Sesuai UU nomor 14 tahun 2008 tentang Keterbukaan Informasi Publik (UU KIP), setiap badan publik mempunyai kewajiban dalam menyediakan dan melayani permohonan informasi publik secara cepat, tepat waktu, biaya ringan dan cara sederhana.
Terkait maraknya informasi yang tak jelas ‘juntrungannya’ atau hoax yang muncul di dunia maya, seluruh instansi pun berinisiatif membuat suatu diskusi bersama yang dikemas di dalam acara Forum Kehumasan.
“Jika tidak ada kehati-hatian, netizen pun dengan mudah termakan tipuan hoax tersebut bahkan ikut menyebarkan informasi palsu itu, tentunya akan sangat merugikan bagi pihak korban atau objek yang diberitakan,” ungkap Kepala Otoritas Pelabuhan (OP) Utama Tanjung Priok, Capt Hermanta, saat memberikan sambutan sekaligus membuka acara Forum Kehumasan II Tahun 2019, Kamis (29/8/2019), di Jakarta.
Istilah hoax atau berita palsu kini semakin santer terdengar di dunia maya. Kemudahan dalam menyebarkan pesan melalui media sosial mempermudah hoax berkembang dengan cepat.
Dalam hitungan menit saja bisa dikatakan sudah dibagikan sebanyak ratusan kali oleh pengguna media sosial atau yang disebut netizen. Efeknya, terang Hermanta, orang-orang yang tidak mencari tahu kebenarannya jadi mudah terhasut dan bila dibiarkan bisa mengakibatkan kerusuhan.
“Sebagai netizen yang cerdas, tidak seharusnya semua berita yang tersebar ditelan mentah-mentah begitu saja,” ujarnya.
Hermanta berpendapat, sejauh ini belum semua unit kehumasan memiliki keterampilan untuk menjadi garda terdepan dan etalase lembaga untuk membangun pemberitaan, informasi dan komunikasi secara wajar, objektif, serta berimbang, karena masih berproses dengan dinamika kehidupan bermasyarakat yang dinamis.
Namun tidak jarang pula, hubungan yang baik yang terjalin antara unit kehumasan dengan media selalu melahirkan output pemberitaan yang positif sehingga menimbulkan polemik di masyarakat.
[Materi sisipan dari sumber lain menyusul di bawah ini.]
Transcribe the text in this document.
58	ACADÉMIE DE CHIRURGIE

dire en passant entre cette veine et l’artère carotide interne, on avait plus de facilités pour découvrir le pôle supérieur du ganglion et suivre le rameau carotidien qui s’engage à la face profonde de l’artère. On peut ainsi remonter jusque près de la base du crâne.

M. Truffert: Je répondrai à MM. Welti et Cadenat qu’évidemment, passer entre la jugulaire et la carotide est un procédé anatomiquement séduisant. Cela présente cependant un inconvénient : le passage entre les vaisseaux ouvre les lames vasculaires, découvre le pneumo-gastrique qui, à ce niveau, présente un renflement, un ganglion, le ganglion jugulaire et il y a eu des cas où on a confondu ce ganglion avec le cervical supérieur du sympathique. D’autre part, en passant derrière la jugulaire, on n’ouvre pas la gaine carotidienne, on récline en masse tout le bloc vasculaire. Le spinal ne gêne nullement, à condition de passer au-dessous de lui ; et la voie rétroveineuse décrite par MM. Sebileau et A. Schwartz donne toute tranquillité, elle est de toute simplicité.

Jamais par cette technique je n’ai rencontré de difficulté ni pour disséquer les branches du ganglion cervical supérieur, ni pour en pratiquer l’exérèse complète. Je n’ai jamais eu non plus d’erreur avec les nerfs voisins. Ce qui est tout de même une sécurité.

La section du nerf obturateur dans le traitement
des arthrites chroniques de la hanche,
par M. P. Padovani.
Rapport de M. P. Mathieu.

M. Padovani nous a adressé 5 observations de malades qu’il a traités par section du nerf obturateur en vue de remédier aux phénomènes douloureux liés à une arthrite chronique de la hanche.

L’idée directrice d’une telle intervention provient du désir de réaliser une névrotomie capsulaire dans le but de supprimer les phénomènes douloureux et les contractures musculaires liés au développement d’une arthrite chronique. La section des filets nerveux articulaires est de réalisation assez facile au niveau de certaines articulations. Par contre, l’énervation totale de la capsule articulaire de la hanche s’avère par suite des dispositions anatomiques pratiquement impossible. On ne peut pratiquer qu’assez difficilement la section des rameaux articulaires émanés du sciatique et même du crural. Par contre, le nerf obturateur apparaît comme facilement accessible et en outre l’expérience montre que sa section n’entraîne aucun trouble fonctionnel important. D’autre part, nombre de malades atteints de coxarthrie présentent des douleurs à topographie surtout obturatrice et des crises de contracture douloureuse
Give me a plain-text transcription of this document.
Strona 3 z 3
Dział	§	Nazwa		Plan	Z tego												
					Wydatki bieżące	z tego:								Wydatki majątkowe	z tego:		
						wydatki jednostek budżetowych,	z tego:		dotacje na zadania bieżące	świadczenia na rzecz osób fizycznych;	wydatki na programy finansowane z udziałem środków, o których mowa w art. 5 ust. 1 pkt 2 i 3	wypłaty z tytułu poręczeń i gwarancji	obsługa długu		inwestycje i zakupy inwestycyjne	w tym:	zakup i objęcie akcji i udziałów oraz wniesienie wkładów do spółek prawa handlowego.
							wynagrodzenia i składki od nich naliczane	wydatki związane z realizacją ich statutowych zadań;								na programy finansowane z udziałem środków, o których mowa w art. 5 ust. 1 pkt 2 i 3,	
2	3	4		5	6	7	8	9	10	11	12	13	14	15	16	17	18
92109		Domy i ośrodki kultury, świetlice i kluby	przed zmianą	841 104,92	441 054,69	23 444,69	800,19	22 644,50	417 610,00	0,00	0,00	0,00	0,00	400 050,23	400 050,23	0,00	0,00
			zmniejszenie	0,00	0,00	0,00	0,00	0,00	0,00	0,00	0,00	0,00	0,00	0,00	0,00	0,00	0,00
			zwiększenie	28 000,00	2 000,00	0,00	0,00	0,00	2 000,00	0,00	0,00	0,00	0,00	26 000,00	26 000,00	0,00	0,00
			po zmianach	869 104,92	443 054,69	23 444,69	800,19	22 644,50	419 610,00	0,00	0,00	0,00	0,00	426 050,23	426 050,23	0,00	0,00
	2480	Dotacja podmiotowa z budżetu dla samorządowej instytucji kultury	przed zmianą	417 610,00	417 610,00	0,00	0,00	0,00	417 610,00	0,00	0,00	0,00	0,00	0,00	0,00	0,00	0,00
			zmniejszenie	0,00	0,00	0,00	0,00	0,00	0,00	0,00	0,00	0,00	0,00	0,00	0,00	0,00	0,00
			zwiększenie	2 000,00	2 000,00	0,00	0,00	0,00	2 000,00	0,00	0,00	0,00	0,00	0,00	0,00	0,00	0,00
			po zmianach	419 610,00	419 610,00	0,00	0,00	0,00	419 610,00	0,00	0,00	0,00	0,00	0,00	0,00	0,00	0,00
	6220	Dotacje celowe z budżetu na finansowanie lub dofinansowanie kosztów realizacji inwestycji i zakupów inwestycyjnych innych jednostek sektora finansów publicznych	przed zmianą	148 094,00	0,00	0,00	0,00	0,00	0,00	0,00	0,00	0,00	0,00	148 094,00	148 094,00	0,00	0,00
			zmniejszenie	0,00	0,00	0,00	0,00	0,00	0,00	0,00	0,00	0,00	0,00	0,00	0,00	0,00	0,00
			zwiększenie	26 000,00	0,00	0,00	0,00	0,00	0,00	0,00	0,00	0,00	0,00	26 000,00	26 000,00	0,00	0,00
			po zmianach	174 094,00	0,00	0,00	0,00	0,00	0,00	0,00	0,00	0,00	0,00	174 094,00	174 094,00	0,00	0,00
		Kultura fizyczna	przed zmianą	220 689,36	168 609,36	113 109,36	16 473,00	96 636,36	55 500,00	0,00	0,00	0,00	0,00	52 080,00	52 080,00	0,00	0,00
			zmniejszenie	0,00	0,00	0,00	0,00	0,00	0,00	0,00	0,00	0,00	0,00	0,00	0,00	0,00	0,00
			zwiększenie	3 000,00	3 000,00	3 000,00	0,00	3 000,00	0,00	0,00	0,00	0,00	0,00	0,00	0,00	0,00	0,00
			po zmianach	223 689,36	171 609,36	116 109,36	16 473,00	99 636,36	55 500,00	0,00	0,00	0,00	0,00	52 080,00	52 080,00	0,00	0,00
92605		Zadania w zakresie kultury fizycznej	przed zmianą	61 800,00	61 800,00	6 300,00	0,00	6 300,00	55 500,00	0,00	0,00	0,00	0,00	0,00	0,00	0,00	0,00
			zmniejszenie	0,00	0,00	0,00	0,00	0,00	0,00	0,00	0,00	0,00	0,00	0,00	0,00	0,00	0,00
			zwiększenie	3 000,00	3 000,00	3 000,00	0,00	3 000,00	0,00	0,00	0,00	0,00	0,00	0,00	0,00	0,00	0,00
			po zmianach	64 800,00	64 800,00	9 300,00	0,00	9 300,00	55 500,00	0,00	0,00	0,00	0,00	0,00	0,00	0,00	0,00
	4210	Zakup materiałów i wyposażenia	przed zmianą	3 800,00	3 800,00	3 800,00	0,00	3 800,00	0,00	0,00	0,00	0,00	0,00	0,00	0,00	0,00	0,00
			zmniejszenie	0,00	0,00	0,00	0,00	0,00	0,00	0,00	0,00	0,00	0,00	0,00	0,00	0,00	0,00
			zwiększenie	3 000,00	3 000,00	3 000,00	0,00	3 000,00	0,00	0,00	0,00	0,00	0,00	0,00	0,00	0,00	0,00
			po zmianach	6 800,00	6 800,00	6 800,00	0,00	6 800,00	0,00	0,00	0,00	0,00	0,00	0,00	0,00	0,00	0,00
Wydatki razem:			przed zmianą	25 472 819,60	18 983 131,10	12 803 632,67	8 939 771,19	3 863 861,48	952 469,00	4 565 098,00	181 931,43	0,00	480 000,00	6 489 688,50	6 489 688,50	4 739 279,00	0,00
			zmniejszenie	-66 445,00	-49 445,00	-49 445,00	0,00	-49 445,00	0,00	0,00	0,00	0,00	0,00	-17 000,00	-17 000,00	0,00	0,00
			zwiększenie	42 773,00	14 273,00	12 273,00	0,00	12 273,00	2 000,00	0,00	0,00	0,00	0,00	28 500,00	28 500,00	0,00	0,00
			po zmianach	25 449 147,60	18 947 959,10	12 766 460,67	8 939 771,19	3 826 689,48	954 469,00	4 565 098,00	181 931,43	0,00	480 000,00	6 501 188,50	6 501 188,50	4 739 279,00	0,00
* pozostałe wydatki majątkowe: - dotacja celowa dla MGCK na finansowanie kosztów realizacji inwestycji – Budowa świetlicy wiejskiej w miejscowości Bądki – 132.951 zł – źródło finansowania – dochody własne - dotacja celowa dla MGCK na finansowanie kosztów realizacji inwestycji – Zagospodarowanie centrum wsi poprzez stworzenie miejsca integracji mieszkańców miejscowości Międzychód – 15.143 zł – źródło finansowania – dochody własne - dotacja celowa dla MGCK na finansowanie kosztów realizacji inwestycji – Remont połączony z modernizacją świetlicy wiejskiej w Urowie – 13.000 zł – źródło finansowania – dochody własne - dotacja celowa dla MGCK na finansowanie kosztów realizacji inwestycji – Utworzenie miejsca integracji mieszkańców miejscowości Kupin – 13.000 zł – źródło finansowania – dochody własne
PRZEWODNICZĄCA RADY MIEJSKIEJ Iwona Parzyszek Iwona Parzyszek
“Bukan berarti pemerintah atau lembaga menginginkan pemberitaan yang baik-baik saja. Baik berita positif dan negatif harus disampaikan, tapi dengan mengedepankan etika, objektivitas, keakuratan, serta berimbang. Karena berita negatif pun bisa menjadi pemacu peningkatan kinerja pemerintah atau suatu lembaga menjadi lebih baik,” terang Hermanta.
Hermanta berharap, seluruh peserta yang didominasi para humas dari instansi terkait dapat lebih kreatif, inovatif, dan profesional serta memiliki kemampuan untuk menciptakan citra positif sehingga masyarakat dapat menerima informasi secara utuh, tepat, akurat.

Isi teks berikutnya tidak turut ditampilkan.